Saya Aye (Burmese: ဆရာအေး; 1872–1930) was a major painter from Mandalay of the Traditional School who took some of the earliest steps in Burma in modernizing and Westernizing his painting, both religious and secular. He had a major influence on the history of Burmese painting in the first decades of the 20th century.

Saya Aye received an early monastic education where his artistic talents were noticed and thus he was given training in art from the age of 12 from a professional Traditional artist. He later became an apprentice to the Mandalay painter Saya Chone (1866–1917) who had been a royal artist in Burma during the reign of King Thibaw, and learned Traditional painting by copying the works of Chone and Chone’s predecessors, the royal artists Saya Sar and Kyar Nyunt.
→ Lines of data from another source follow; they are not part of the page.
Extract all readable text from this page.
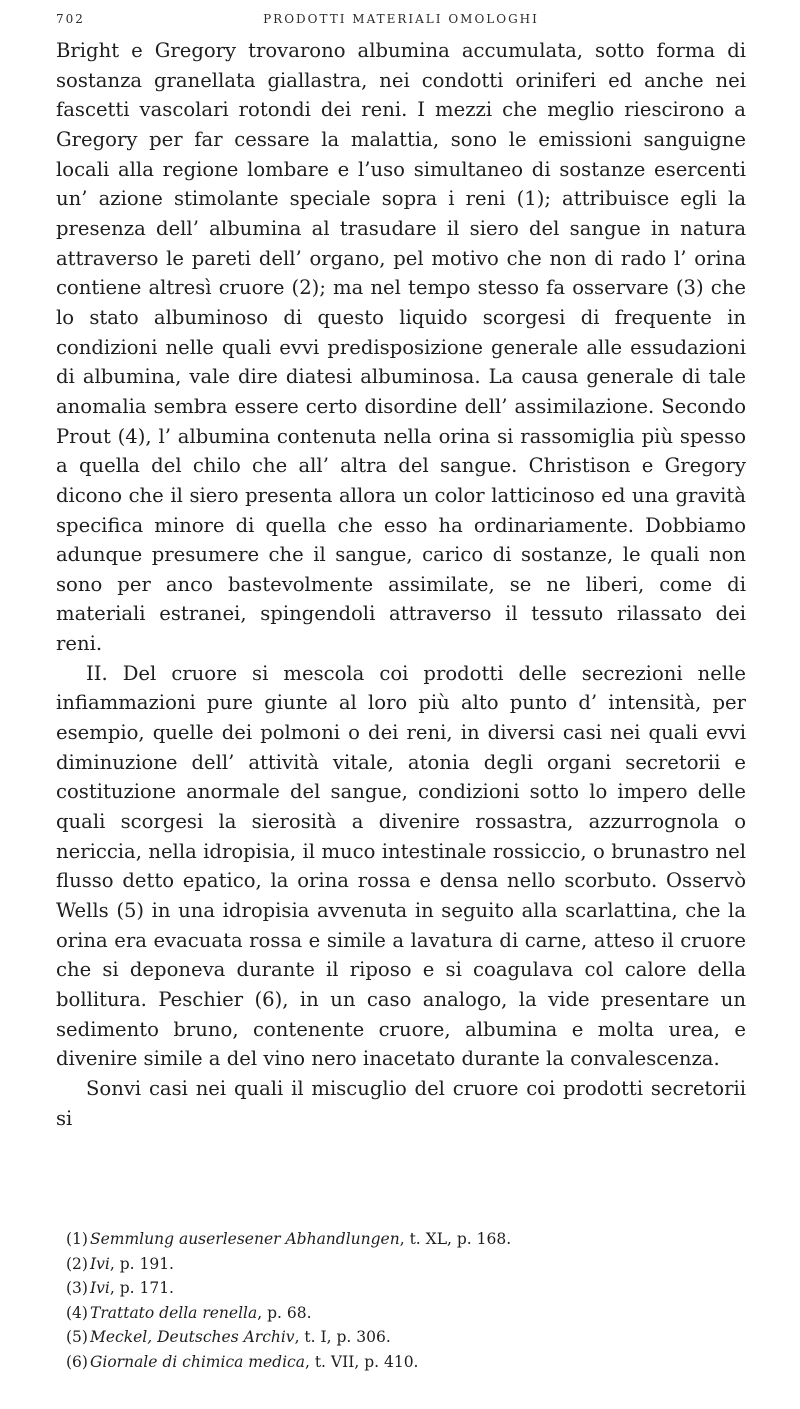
702	PRODOTTI MATERIALI OMOLOGHI

Bright e Gregory trovarono albumina accumulata, sotto forma di sostanza granellata giallastra, nei condotti oriniferi ed anche nei fascetti vascolari rotondi dei reni. I mezzi che meglio riescirono a Gregory per far cessare la malattia, sono le emissioni sanguigne locali alla regione lombare e l’uso simultaneo di sostanze esercenti un’ azione stimolante speciale sopra i reni (1); attribuisce egli la presenza dell’ albumina al trasudare il siero del sangue in natura attraverso le pareti dell’ organo, pel motivo che non di rado l’ orina contiene altresì cruore (2); ma nel tempo stesso fa osservare (3) che lo stato albuminoso di questo liquido scorgesi di frequente in condizioni nelle quali evvi predisposizione generale alle essudazioni di albumina, vale dire diatesi albuminosa. La causa generale di tale anomalia sembra essere certo disordine dell’ assimilazione. Secondo Prout (4), l’ albumina contenuta nella orina si rassomiglia più spesso a quella del chilo che all’ altra del sangue. Christison e Gregory dicono che il siero presenta allora un color latticinoso ed una gravità specifica minore di quella che esso ha ordinariamente. Dobbiamo adunque presumere che il sangue, carico di sostanze, le quali non sono per anco bastevolmente assimilate, se ne liberi, come di materiali estranei, spingendoli attraverso il tessuto rilassato dei reni.

II. Del cruore si mescola coi prodotti delle secrezioni nelle infiammazioni pure giunte al loro più alto punto d’ intensità, per esempio, quelle dei polmoni o dei reni, in diversi casi nei quali evvi diminuzione dell’ attività vitale, atonia degli organi secretorii e costituzione anormale del sangue, condizioni sotto lo impero delle quali scorgesi la sierosità a divenire rossastra, azzurrognola o nericcia, nella idropisia, il muco intestinale rossiccio, o brunastro nel flusso detto epatico, la orina rossa e densa nello scorbuto. Osservò Wells (5) in una idropisia avvenuta in seguito alla scarlattina, che la orina era evacuata rossa e simile a lavatura di carne, atteso il cruore che si deponeva durante il riposo e si coagulava col calore della bollitura. Peschier (6), in un caso analogo, la vide presentare un sedimento bruno, contenente cruore, albumina e molta urea, e divenire simile a del vino nero inacetato durante la convalescenza.

Sonvi casi nei quali il miscuglio del cruore coi prodotti secretorii si

(1) Semmlung auserlesener Abhandlungen, t. XL, p. 168.
(2) Ivi, p. 191.
(3) Ivi, p. 171.
(4) Trattato della renella, p. 68.
(5) Meckel, Deutsches Archiv, t. I, p. 306.
(6) Giornale di chimica medica, t. VII, p. 410.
However, while Saya Aye acquired an extensive background in Traditional painting, his style was partly Westernized from the outset because Saya Chone himself had been influenced by Western painting and had begun to introduce techniques such as linear and tonal perspective in his work, which were fairly new to Burma in the colonial period. Ultimately, Saya Aye stood on his own and opened up his own studio in Mandalay and began to make a reputation for himself with illustrations and art decoration for funereal ceremonies. It had been his dream to become a royal Traditional artist, but the dream was thwarted when King Thibaw and the Konbaung Dynasty fell in 1885 to the British.

Saya Aye’s first taste of fame arrived with the patronage of U Khandi, a hermit monk of Mandalay who was keen to preserve the habits, customs and values of the Konbaung Dynasty through the imagery of painting. Thus, much of the early period of Saya Aye's career was spent in documenting scenes of the old Burmese monarchy, and also painting many Buddhist works (scenes of the life stories of the historical Buddha and Jataka Tales) for pagodas and religious buildings in Upper Burma, especially on Mandalay Hill. It is said that he acquired broad knowledge of Burmese traditions and religious rituals through these paintings, was particularly adept at depicting royal articles and ornaments, and became, along with another painter, Saya Mya Gyi, the most acclaimed artist in the old Traditional painting genre.